Recently, the Women on 20s movement has called to replace the face of Andrew Jackson on the $20 with an influential American woman who has made a significant positive impact on our society. The website not only provides a lot of information on the campaign but also features a video of young children looking for a women’s face in a jar of dollar bills. The kids are confused because none of the bills have any women on them. Although their innocence and speech seems slightly staged, they nevertheless carry the powerful message that children really are not seeing female role models on our money, which could make them think that women are not fit as men for politics.
Many have asked, “Why replace Jackson?” Well, many celebrate Andrew Jackson for his military skills and his support of the common man, but flaws also pervade his presidency. First of all, Jackson is very famous for issuing the Indian Removal Act, which drove thousands of Indians from their homes to lands further west. The Act spurred what is now commonly referred to as the “Trail of Tears,” which refers to the Native Americans’ journey from the East Coast of the United States to reservations in the west where many died of starvation and disease – not something that should be honored on our nation’s currency. Jackson was also a strong opponent of the central banking system and favored actual silver and gold coins over paper money, making him an ironic choice for the face of our current bills.
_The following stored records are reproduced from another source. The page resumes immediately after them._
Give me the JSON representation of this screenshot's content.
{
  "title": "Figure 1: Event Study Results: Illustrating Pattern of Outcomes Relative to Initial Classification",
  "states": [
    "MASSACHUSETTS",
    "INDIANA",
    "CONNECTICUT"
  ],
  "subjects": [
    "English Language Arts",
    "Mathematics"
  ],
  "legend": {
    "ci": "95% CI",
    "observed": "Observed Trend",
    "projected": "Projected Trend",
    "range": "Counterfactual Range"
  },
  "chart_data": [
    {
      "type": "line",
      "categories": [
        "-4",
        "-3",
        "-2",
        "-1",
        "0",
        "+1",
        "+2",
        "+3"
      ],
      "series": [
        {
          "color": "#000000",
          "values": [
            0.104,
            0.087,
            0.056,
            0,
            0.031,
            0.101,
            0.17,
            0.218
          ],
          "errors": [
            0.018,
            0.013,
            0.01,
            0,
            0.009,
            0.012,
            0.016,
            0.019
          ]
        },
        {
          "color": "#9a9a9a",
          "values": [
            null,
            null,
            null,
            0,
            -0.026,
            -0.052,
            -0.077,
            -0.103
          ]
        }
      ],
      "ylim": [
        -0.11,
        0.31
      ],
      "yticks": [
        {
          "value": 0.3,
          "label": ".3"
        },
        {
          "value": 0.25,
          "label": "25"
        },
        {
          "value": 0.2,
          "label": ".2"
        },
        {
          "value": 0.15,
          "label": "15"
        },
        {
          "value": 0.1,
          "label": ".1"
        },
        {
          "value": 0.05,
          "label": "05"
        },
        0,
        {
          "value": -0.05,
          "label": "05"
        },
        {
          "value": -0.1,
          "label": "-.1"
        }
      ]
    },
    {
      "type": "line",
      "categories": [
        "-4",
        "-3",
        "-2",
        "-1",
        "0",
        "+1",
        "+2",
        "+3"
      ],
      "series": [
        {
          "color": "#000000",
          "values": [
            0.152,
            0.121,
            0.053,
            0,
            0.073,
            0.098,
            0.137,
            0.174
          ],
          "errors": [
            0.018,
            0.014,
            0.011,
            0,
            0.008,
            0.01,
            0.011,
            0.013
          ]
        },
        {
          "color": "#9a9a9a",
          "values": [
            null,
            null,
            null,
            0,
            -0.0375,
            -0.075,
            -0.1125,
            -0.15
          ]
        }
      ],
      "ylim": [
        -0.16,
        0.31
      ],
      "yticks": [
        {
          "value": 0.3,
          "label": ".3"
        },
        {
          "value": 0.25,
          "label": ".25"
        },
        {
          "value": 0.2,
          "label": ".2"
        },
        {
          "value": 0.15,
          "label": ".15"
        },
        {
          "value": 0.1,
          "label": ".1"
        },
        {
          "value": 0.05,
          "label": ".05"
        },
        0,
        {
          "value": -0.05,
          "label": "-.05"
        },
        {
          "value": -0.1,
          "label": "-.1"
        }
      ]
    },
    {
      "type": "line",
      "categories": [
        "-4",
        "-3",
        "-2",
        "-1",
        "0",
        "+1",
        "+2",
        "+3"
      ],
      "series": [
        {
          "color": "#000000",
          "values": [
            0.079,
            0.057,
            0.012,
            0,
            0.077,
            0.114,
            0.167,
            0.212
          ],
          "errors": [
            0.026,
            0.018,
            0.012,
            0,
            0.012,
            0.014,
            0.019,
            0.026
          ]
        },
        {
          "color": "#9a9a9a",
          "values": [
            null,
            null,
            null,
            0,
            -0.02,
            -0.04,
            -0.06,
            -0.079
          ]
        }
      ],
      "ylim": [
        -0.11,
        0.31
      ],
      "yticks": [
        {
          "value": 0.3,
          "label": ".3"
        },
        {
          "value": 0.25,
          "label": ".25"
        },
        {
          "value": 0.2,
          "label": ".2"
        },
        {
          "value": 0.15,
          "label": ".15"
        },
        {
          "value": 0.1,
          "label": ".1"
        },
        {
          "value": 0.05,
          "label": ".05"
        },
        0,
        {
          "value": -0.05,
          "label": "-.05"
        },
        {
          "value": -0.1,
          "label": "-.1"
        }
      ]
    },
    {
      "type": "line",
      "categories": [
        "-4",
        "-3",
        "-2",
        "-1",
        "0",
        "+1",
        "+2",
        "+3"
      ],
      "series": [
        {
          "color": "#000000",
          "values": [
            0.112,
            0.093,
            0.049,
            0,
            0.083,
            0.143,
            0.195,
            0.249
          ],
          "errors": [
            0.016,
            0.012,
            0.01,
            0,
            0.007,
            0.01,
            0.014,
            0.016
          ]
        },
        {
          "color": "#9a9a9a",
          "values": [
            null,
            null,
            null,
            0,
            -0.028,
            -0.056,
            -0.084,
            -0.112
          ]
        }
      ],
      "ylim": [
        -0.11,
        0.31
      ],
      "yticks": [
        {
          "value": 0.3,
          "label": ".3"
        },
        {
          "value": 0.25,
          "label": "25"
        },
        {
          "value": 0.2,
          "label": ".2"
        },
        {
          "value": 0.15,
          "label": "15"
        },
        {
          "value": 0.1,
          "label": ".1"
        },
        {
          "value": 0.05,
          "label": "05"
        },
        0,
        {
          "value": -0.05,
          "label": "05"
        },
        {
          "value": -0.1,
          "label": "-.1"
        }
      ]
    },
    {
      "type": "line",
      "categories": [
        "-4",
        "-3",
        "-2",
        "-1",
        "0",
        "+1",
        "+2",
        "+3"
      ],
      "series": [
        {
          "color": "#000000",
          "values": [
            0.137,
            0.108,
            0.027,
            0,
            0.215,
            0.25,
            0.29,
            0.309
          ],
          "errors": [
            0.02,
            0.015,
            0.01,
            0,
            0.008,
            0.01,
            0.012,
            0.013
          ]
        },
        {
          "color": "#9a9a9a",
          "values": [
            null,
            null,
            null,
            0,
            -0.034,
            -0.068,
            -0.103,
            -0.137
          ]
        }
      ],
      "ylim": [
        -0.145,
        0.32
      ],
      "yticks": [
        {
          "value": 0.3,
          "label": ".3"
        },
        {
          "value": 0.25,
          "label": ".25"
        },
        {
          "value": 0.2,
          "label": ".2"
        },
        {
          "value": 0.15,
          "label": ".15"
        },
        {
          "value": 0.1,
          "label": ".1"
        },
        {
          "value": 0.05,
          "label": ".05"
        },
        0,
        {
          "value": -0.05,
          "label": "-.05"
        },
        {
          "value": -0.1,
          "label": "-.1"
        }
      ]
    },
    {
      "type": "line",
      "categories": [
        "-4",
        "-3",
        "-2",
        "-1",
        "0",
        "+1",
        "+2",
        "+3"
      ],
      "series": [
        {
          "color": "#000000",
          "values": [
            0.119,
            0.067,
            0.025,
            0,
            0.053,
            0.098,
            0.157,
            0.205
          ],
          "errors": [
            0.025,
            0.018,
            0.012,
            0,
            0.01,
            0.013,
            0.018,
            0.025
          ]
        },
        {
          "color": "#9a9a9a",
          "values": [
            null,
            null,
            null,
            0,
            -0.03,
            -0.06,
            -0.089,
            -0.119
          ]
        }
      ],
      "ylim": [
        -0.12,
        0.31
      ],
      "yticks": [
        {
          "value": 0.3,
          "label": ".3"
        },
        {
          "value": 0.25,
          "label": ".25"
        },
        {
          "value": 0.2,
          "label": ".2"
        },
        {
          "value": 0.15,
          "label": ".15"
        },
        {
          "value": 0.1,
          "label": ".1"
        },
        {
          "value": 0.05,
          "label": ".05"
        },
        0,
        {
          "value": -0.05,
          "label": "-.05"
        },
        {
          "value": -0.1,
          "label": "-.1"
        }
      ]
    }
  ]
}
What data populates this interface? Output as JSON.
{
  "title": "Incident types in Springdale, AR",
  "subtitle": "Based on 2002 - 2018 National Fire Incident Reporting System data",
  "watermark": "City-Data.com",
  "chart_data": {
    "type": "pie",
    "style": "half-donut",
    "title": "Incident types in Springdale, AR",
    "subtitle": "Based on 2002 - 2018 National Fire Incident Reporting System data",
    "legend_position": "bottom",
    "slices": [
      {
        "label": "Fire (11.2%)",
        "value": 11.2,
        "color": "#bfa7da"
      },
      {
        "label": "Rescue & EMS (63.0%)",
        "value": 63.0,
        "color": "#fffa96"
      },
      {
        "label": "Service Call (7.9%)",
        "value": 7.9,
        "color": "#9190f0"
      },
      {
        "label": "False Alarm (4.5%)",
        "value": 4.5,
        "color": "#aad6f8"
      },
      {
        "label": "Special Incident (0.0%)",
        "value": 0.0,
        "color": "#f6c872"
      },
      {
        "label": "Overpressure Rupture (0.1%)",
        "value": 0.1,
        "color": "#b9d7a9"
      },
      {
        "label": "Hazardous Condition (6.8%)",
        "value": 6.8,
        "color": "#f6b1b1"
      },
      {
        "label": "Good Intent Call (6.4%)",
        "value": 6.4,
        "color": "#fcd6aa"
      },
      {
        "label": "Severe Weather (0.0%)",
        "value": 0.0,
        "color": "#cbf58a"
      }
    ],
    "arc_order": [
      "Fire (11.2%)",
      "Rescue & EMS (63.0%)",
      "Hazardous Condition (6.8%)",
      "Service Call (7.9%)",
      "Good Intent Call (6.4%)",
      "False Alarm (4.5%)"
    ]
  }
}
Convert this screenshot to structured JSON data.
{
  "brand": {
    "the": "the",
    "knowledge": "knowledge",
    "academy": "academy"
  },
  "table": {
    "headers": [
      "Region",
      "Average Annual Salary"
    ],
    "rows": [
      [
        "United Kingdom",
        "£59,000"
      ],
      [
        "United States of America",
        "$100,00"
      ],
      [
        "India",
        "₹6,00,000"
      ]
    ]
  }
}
The mission of Women on the 20s is to generate overwhelming support for replacing Andrew Jackson so that a woman can appear on our twenty dollar bills in 2020, the 100th anniversary of the amendment giving women the right to vote. Through the website, anyone can vote for his or her top three choices of women that they would like to see become the new face of the twenty dollar bill. Some of the 15 candidates include Betty Friedan, Rosa Parks and Eleanor Roosevelt. These women have been writers, pioneers for women in government, abolitionists, and social activists and have all left remarkable marks on our history. They deserve to have their legacies remembered on our nation’s currency.